A Bi-model based RNN Semantic Frame Parsing Model for Intent Detection and Slot Filling
This addresses the problem of improving spoken language understanding systems for applications like virtual assistants, though it is incremental as it builds on existing encoder-decoder models.
The paper tackled intent detection and slot filling in spoken language understanding by designing a Bi-model based RNN semantic frame parsing network that uses two correlated bidirectional LSTMs to jointly model the tasks, achieving state-of-the-art results with about 0.5% intent accuracy improvement and 0.9% slot filling improvement on the ATIS benchmark.
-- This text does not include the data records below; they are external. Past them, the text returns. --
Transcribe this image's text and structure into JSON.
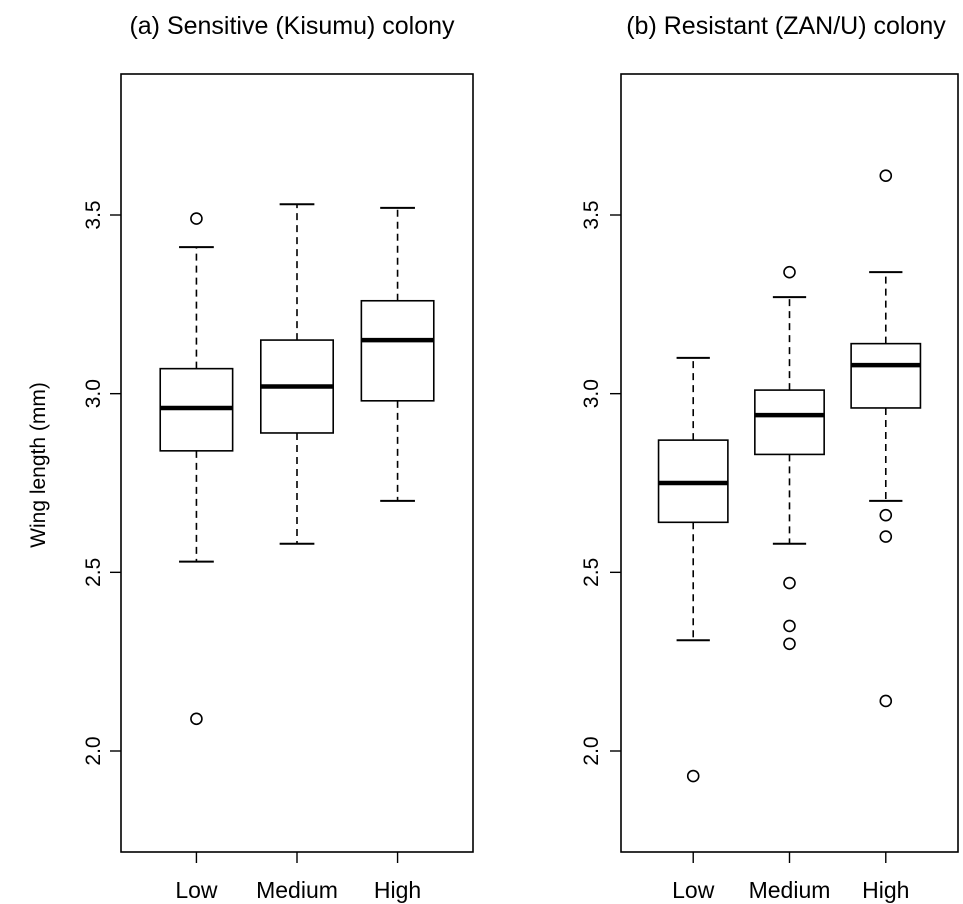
{
  "y_axis_label": "Wing length (mm)",
  "chart_data": [
    {
      "type": "boxplot",
      "title": "(a) Sensitive (Kisumu) colony",
      "ylabel": "Wing length (mm)",
      "xlabel": "",
      "ylim": [
        1.7,
        3.85
      ],
      "yticks": [
        "2.0",
        "2.5",
        "3.0",
        "3.5"
      ],
      "categories": [
        "Low",
        "Medium",
        "High"
      ],
      "boxes": [
        {
          "category": "Low",
          "whisker_low": 2.53,
          "q1": 2.84,
          "median": 2.96,
          "q3": 3.07,
          "whisker_high": 3.41,
          "outliers": [
            3.49,
            2.09
          ]
        },
        {
          "category": "Medium",
          "whisker_low": 2.58,
          "q1": 2.89,
          "median": 3.02,
          "q3": 3.15,
          "whisker_high": 3.53,
          "outliers": []
        },
        {
          "category": "High",
          "whisker_low": 2.7,
          "q1": 2.98,
          "median": 3.15,
          "q3": 3.26,
          "whisker_high": 3.52,
          "outliers": []
        }
      ]
    },
    {
      "type": "boxplot",
      "title": "(b) Resistant (ZAN/U) colony",
      "ylabel": "",
      "xlabel": "",
      "ylim": [
        1.7,
        3.85
      ],
      "yticks": [
        "2.0",
        "2.5",
        "3.0",
        "3.5"
      ],
      "categories": [
        "Low",
        "Medium",
        "High"
      ],
      "boxes": [
        {
          "category": "Low",
          "whisker_low": 2.31,
          "q1": 2.64,
          "median": 2.75,
          "q3": 2.87,
          "whisker_high": 3.1,
          "outliers": [
            1.93
          ]
        },
        {
          "category": "Medium",
          "whisker_low": 2.58,
          "q1": 2.83,
          "median": 2.94,
          "q3": 3.01,
          "whisker_high": 3.27,
          "outliers": [
            3.34,
            2.47,
            2.35,
            2.3
          ]
        },
        {
          "category": "High",
          "whisker_low": 2.7,
          "q1": 2.96,
          "median": 3.08,
          "q3": 3.14,
          "whisker_high": 3.34,
          "outliers": [
            3.61,
            2.66,
            2.6,
            2.14
          ]
        }
      ]
    }
  ]
}
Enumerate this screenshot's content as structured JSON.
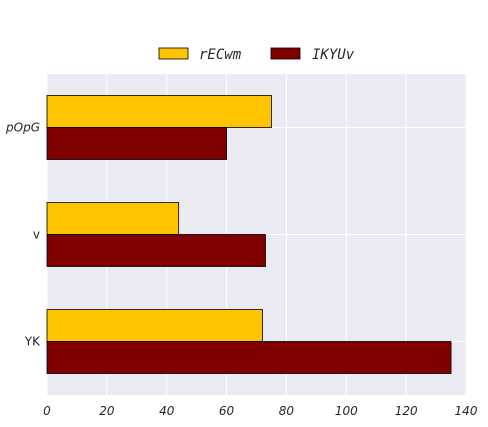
{
  "chart_data": {
    "type": "bar",
    "orientation": "horizontal",
    "categories": [
      "pOpG",
      "v",
      "YK"
    ],
    "series": [
      {
        "name": "rECwm",
        "values": [
          75,
          44,
          72
        ],
        "color": "#FFC400"
      },
      {
        "name": "IKYUv",
        "values": [
          60,
          73,
          135
        ],
        "color": "#800000"
      }
    ],
    "x_ticks": [
      "0",
      "20",
      "40",
      "60",
      "80",
      "100",
      "120",
      "140"
    ],
    "xlim": [
      0,
      140
    ],
    "grid": true,
    "legend": "top-center",
    "background": "#EAEAF2"
  }
}
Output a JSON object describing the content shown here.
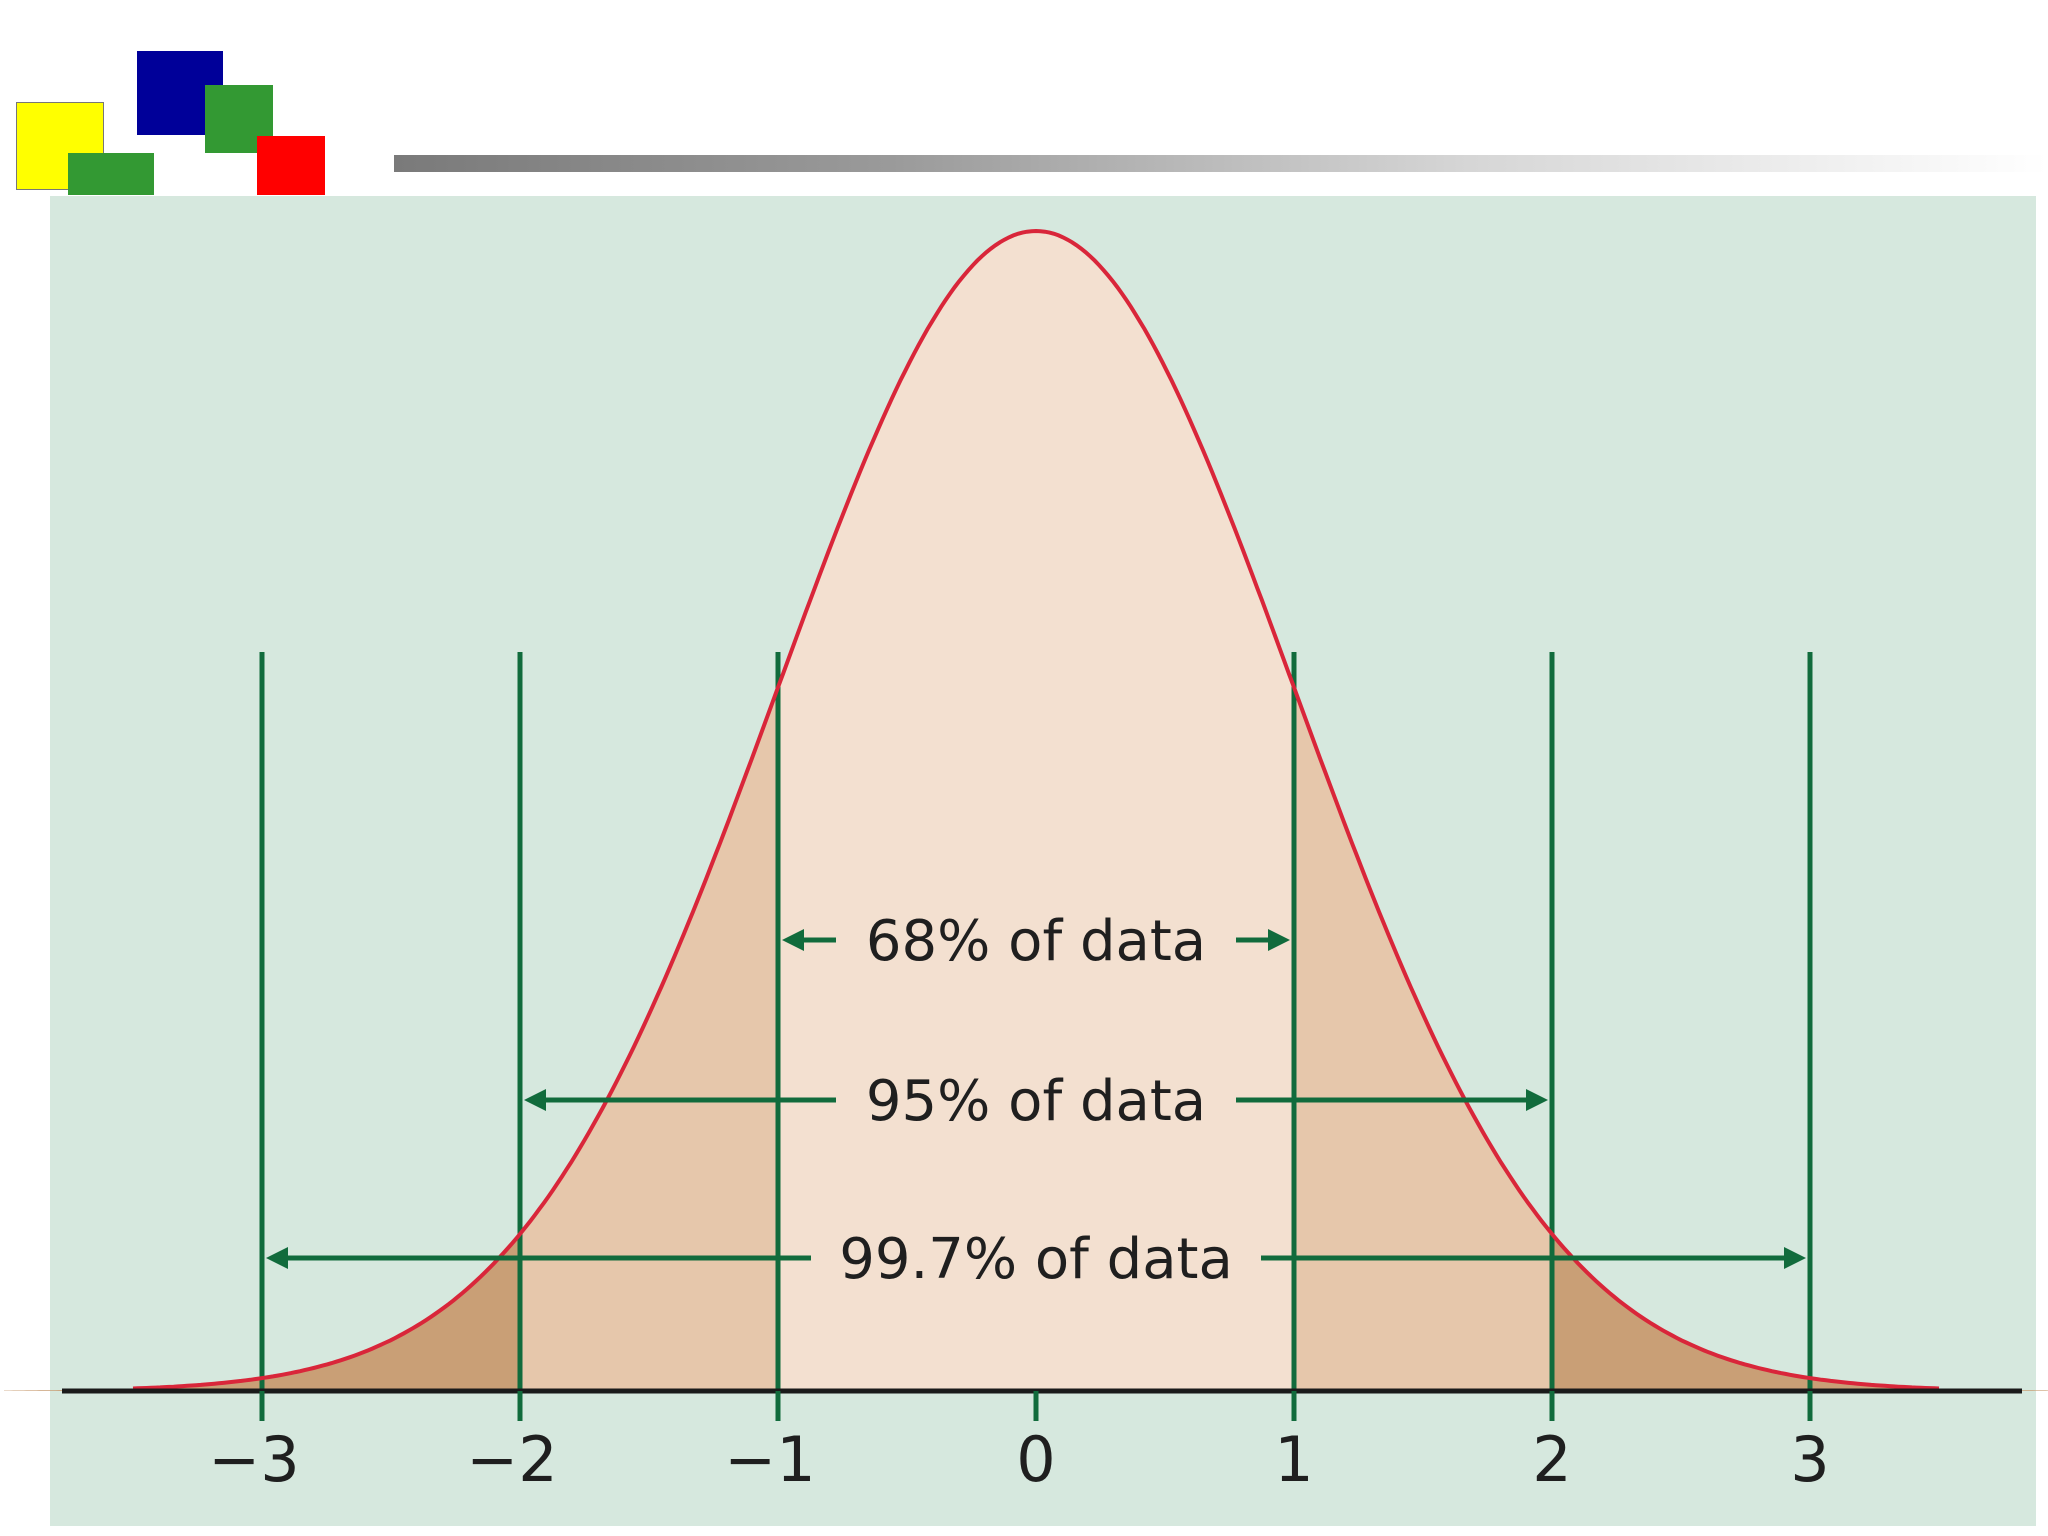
{
  "logo": {
    "colors": {
      "yellow": "#ffff00",
      "blue": "#000099",
      "green": "#339933",
      "red": "#ff0000"
    }
  },
  "colors": {
    "background": "#d6e8de",
    "fill_center": "#f3e0d0",
    "fill_1sd": "#e6c7ab",
    "fill_2sd": "#c99f76",
    "curve": "#d9263a",
    "lines": "#116b3c",
    "axis": "#1a1a1a"
  },
  "chart_data": {
    "type": "area",
    "distribution": "standard normal",
    "mean": 0,
    "sd": 1,
    "xlim": [
      -4,
      4
    ],
    "ticks": [
      {
        "value": -3,
        "label": "−3"
      },
      {
        "value": -2,
        "label": "−2"
      },
      {
        "value": -1,
        "label": "−1"
      },
      {
        "value": 0,
        "label": "0"
      },
      {
        "value": 1,
        "label": "1"
      },
      {
        "value": 2,
        "label": "2"
      },
      {
        "value": 3,
        "label": "3"
      }
    ],
    "reference_lines": [
      -3,
      -2,
      -1,
      1,
      2,
      3
    ],
    "ranges": [
      {
        "from": -1,
        "to": 1,
        "label": "68% of data"
      },
      {
        "from": -2,
        "to": 2,
        "label": "95% of data"
      },
      {
        "from": -3,
        "to": 3,
        "label": "99.7% of data"
      }
    ],
    "title": "",
    "xlabel": "",
    "ylabel": ""
  }
}
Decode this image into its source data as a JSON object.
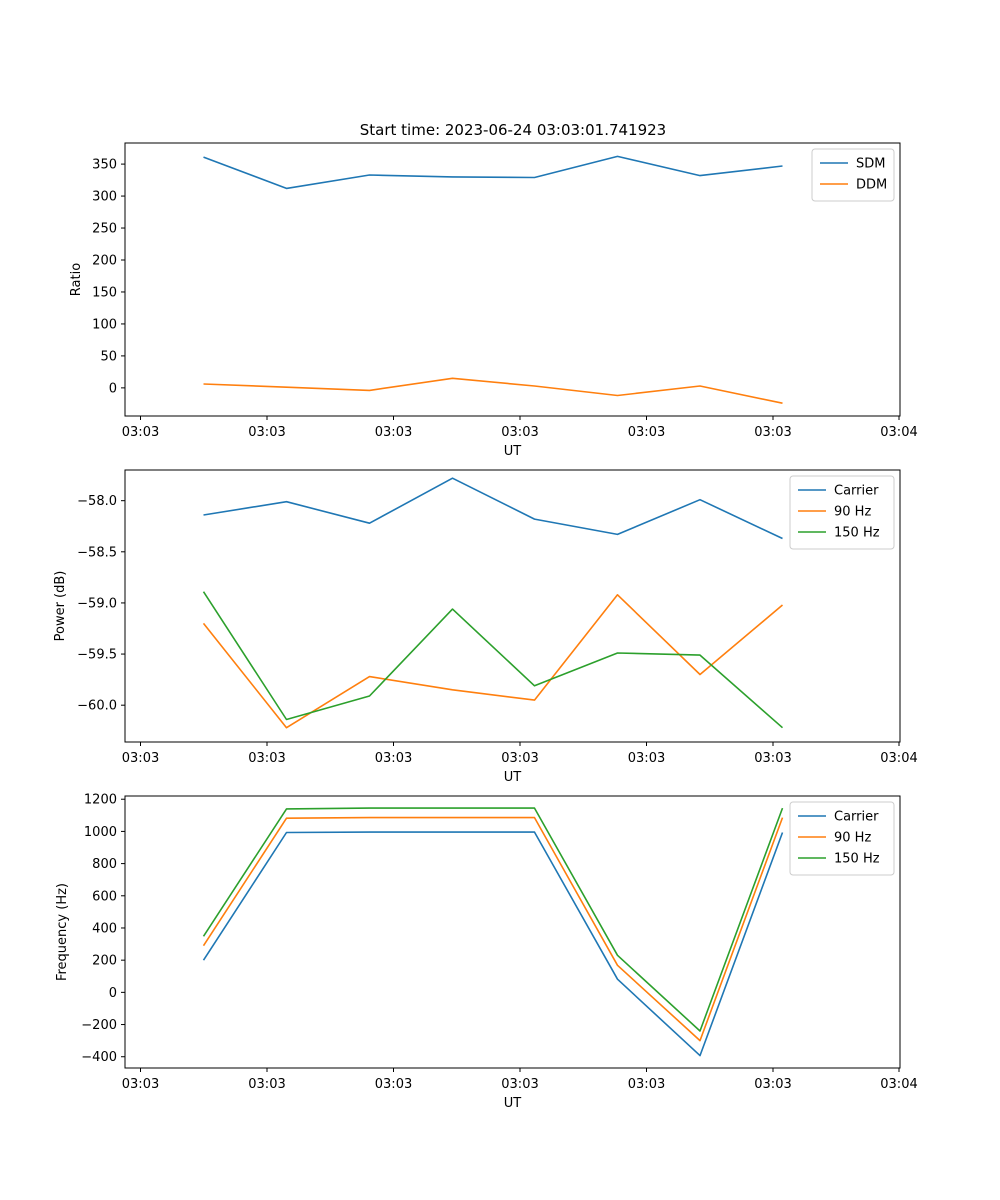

Intent detection and slot filling are two main tasks for building a spoken language understanding(SLU) system. Multiple deep learning based models have demonstrated good results on these tasks . The most effective algorithms are based on the structures of sequence to sequence models (or "encoder-decoder" models), and generate the intents and semantic tags either using separate models or a joint model. Most of the previous studies, however, either treat the intent detection and slot filling as two separate parallel tasks, or use a sequence to sequence model to generate both semantic tags and intent. Most of these approaches use one (joint) NN based model (including encoder-decoder structure) to model two tasks, hence may not fully take advantage of the cross-impact between them. In this paper, new Bi-model based RNN semantic frame parsing network structures are designed to perform the intent detection and slot filling tasks jointly, by considering their cross-impact to each other using two correlated bidirectional LSTMs (BLSTM). Our Bi-model structure with a decoder achieves state-of-the-art result on the benchmark ATIS data, with about 0.5$\%$ intent accuracy improvement and 0.9 $\%$ slot filling improvement.